Thermal Activation of Dry Sliding Friction at The Nano-scale

TL;DR

This study uses molecular dynamics simulations to explore how temperature affects nano-scale dry sliding friction, revealing that higher temperatures decrease the kinetic friction coefficient, consistent with thermal activation phenomena.

Contribution

It introduces a molecular dynamics approach to quantify the temperature dependence of kinetic friction at the nano-scale, linking thermal effects to atomic-scale friction behavior.

Findings

Kinetic friction coefficient decreases as temperature increases.

Friction force increases with sliding velocity.

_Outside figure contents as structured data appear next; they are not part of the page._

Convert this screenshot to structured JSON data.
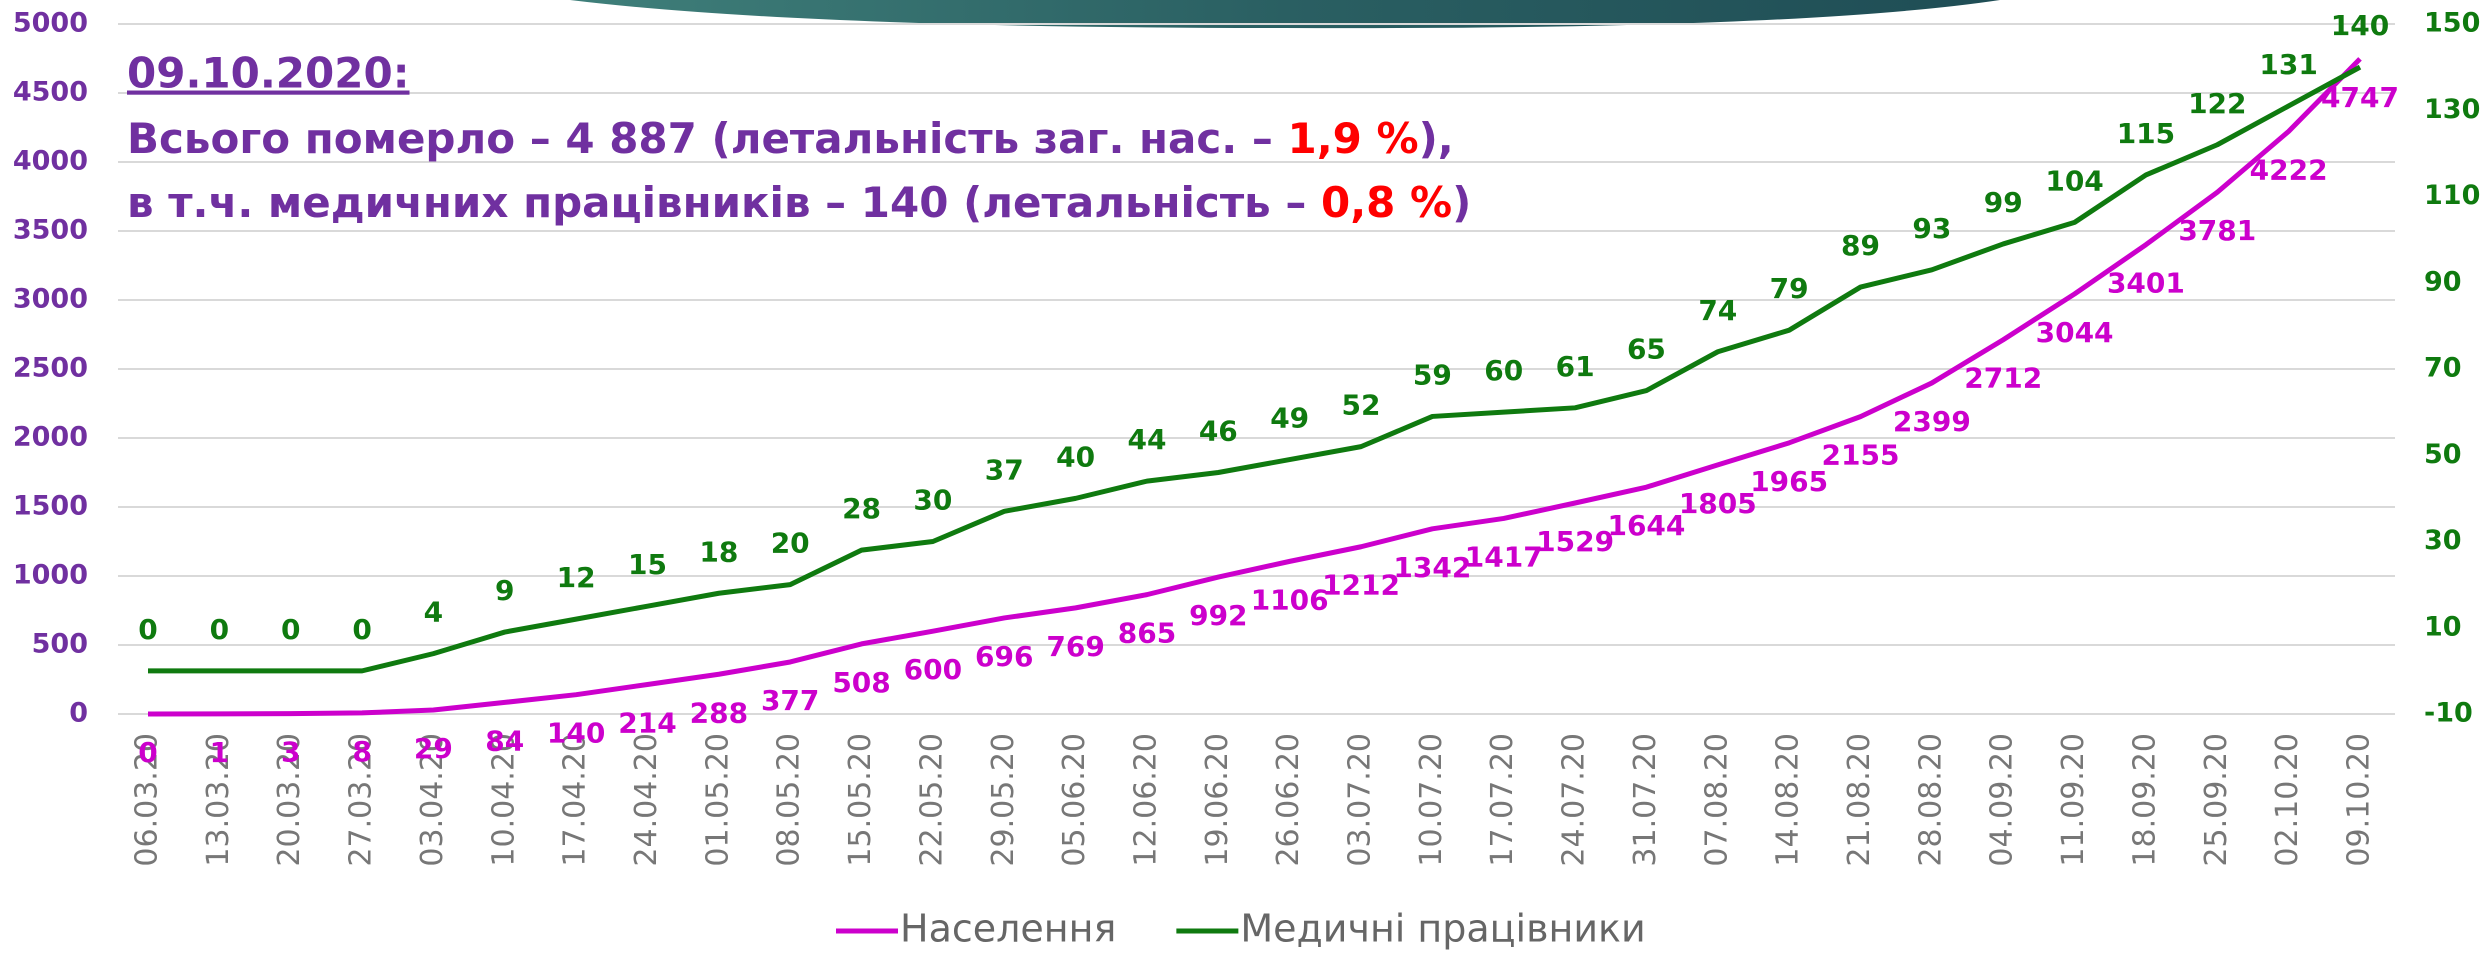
{
  "chart_data": {
    "type": "line",
    "title": {
      "date": "09.10.2020:",
      "line1": [
        "Всього померло – 4 887 (летальність заг. нас. – ",
        "1,9 %",
        "),"
      ],
      "line2": [
        "в т.ч. медичних працівників – 140 (летальність – ",
        "0,8 %",
        ")"
      ]
    },
    "categories": [
      "06.03.20",
      "13.03.20",
      "20.03.20",
      "27.03.20",
      "03.04.20",
      "10.04.20",
      "17.04.20",
      "24.04.20",
      "01.05.20",
      "08.05.20",
      "15.05.20",
      "22.05.20",
      "29.05.20",
      "05.06.20",
      "12.06.20",
      "19.06.20",
      "26.06.20",
      "03.07.20",
      "10.07.20",
      "17.07.20",
      "24.07.20",
      "31.07.20",
      "07.08.20",
      "14.08.20",
      "21.08.20",
      "28.08.20",
      "04.09.20",
      "11.09.20",
      "18.09.20",
      "25.09.20",
      "02.10.20",
      "09.10.20"
    ],
    "series": [
      {
        "name": "Населення",
        "color": "#cc00cc",
        "values": [
          0,
          1,
          3,
          8,
          29,
          84,
          140,
          214,
          288,
          377,
          508,
          600,
          696,
          769,
          865,
          992,
          1106,
          1212,
          1342,
          1417,
          1529,
          1644,
          1805,
          1965,
          2155,
          2399,
          2712,
          3044,
          3401,
          3781,
          4222,
          4747
        ]
      },
      {
        "name": "Медичні працівники",
        "color": "#0f7a0f",
        "axis": "y2",
        "values": [
          0,
          0,
          0,
          0,
          4,
          9,
          12,
          15,
          18,
          20,
          28,
          30,
          37,
          40,
          44,
          46,
          49,
          52,
          59,
          60,
          61,
          65,
          74,
          79,
          89,
          93,
          99,
          104,
          115,
          122,
          131,
          140
        ]
      }
    ],
    "ylim": [
      0,
      5000
    ],
    "yticks": [
      0,
      500,
      1000,
      1500,
      2000,
      2500,
      3000,
      3500,
      4000,
      4500,
      5000
    ],
    "y2lim": [
      -10,
      150
    ],
    "y2ticks": [
      -10,
      10,
      30,
      50,
      70,
      90,
      110,
      130,
      150
    ],
    "grid": true,
    "legend": "bottom"
  }
}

Results align with thermal activation theory in atomic-scale friction.

Abstract

Molecular dynamic (MD) simulations are applied to investigate the dependency of the kinetic friction coefficient on the temperature at the nano-scale. The system is comprised of an aluminum spherical particle consisting of 32000 atoms in an FCC lattice sliding on a stack of several layers of graphene, and the simulations have done using LAMMPS. The interaction potential is charge-optimized many-body (COMB3) potential and a Langevin thermostat keep the system at a nearly constant temperature. With an assumption of linear viscous friction, $F_{fr}= - \gamma v$, the kinetic friction coefficient $\gamma$ is derived and plotted at different temperatures in the interval of $T \in [1, 600] K$. As a result, by increasing temperature, the kinetic friction coefficient is decreased. Consequently, while the friction is assumed as a linear viscous model, the results are similar to the thermal activation in atomic-scale friction. That is, (1) by increasing sliding velocity friction force will be increased and (2) by increasing temperature, kinetic friction coefficient decreases.